Sadly there are people who will do anything for attention, among these is faking a mental illness. Stigmatization has become such a problem that even the people who are truly sick begin to believe they are faking. They believe they aren't "sick enough" to be taken seriously or be treated so they might fake a couple symptoms in addition to their original ones. On the other hand, there's people who seemingly don't have anything wrong with them psychologically and yet they feel the need to fake an illness. People who do this have a plethora of reasons to fake. They might see it as a trend or something they have to follow in order to fit in somewhere. The reason I say "seemingly wrong" is because going so far as to fake a mental illness, is an illness in itself. These kinds of people tend to tell anyone that'll listen about their supposed illness any chance they get. This broadens the stigma causing people to end up thinking that anyone who claims to have a mental illness is faking for attention. I knew a girl once who was the epitome of what I just described. I had only known her for two weeks when she told me she was bipolar and self-harmed, even went to far as to show me her wounds. I was shocked because anyone I knew, including myself, were very careful about hiding cuts and/or burn marks. I didn't say anything to her just because I assumed she just felt really comfortable with me and I didn't want to turn her away if she had serious issues. As time went on it became clearer to me and everyone she had befriended her that she was faking her claim of bipolarity. No one ever saw this girl have a bad day or be triggered by something and have a mood swing. Some were skeptical still that she was faking but it soon became painfully obvious and kind of scary. She began trying to get closer to me, acting, walking, talking, dressing like me. She may not have been bipolar, but she did have some sort of deep rooted mental problem going on that she should've sought help for instead of masquerading behind a fake bipolar diagnosis to fit in with me and my group of friends. Everyone called her out when they realized what was happening and she played victim. It's people like her who make things harder on the rest of us who really do need help. Mental illnesses aren't fun, having one isn't cool and having one shouldn't be seen as a trend.

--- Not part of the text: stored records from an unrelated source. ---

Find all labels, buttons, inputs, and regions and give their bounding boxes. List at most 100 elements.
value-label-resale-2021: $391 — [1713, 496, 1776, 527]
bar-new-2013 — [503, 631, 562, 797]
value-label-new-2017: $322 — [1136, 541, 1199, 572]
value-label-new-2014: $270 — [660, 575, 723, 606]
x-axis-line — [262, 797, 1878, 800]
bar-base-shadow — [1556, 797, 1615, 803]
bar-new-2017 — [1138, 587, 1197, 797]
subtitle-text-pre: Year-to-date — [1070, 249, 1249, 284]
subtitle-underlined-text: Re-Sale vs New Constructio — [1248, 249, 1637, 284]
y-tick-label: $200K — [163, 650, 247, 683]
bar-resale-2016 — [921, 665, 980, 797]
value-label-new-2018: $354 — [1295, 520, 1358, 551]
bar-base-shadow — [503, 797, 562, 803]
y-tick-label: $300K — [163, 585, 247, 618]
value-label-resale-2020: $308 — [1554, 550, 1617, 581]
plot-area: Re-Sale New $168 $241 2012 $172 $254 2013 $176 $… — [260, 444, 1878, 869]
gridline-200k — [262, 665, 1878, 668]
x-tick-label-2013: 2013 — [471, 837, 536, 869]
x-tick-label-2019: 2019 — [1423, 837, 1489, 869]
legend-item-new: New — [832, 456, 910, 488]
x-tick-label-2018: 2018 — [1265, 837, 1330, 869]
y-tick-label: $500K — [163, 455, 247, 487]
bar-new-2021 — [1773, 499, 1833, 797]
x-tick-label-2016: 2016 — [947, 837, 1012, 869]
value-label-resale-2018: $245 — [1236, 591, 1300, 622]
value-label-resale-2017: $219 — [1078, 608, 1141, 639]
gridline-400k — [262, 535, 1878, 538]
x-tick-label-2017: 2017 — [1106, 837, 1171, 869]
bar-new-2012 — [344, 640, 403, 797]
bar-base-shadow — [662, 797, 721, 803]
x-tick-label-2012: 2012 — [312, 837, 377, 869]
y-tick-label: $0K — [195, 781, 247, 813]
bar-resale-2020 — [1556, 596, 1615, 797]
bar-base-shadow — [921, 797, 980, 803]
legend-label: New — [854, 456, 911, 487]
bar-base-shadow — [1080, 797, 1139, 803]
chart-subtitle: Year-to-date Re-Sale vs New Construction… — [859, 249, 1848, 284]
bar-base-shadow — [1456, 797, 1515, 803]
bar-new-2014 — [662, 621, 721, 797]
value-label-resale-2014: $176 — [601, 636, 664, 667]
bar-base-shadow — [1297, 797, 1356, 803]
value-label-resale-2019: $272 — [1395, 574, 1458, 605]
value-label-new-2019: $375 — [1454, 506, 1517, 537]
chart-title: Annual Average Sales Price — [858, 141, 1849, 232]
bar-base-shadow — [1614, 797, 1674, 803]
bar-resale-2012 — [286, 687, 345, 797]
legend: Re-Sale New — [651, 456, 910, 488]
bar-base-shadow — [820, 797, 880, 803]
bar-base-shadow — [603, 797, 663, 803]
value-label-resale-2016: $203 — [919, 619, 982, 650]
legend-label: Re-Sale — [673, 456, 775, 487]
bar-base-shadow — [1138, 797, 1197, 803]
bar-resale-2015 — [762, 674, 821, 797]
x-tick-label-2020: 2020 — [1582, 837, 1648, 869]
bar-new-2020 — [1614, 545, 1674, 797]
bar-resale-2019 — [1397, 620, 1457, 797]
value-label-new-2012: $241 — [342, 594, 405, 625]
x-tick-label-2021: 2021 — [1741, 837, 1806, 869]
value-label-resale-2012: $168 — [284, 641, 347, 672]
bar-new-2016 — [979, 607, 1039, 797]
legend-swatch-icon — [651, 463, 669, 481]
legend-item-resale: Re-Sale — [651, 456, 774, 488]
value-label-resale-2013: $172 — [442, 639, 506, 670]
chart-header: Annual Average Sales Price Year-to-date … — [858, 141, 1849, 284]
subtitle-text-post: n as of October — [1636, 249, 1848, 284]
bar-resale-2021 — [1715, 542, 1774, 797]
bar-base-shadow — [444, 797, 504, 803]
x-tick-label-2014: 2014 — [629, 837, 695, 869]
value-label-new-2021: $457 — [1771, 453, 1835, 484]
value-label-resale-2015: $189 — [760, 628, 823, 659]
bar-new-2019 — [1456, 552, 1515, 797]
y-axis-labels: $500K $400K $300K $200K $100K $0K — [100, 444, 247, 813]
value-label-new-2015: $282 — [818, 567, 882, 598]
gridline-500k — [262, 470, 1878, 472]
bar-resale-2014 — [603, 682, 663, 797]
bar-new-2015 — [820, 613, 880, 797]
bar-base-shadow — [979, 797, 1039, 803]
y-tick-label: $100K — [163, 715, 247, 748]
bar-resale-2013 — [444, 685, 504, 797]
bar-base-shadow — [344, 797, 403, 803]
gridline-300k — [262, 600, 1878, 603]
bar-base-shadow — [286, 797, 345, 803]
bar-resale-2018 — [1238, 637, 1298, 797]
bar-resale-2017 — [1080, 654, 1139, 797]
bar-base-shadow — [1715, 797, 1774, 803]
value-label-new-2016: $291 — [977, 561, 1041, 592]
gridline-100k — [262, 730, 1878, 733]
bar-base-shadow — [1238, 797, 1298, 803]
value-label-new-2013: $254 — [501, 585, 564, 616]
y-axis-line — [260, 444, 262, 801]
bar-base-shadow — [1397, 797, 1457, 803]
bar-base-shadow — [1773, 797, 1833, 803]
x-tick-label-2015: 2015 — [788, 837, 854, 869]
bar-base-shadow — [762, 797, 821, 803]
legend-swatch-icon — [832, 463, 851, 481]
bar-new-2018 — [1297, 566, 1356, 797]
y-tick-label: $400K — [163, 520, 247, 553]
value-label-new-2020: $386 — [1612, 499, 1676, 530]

Mental illnesses aren't all they're cracked up to be, they're not trendy, or cool, they're definitely not contagious. They shouldn't be such a hush-hush subject because many people need help as this is a growing problem. Too many who need help keep it all bottled up because they don't want to be ostracized and it just shouldn't be that way. Society makes it to where people are ashamed and scared to speak up about what they're feeling and the struggle they face every day. Faking a mental illness isn't something that should be taken lightly, it just makes things worse and harder for people to seek help. Stigma is a difficult thing to look past when dealing with someone with a mental illness, but slowly, we as a nation can work to teach those who don't know and erase the ever so damaging stigma that surrounds mental illness.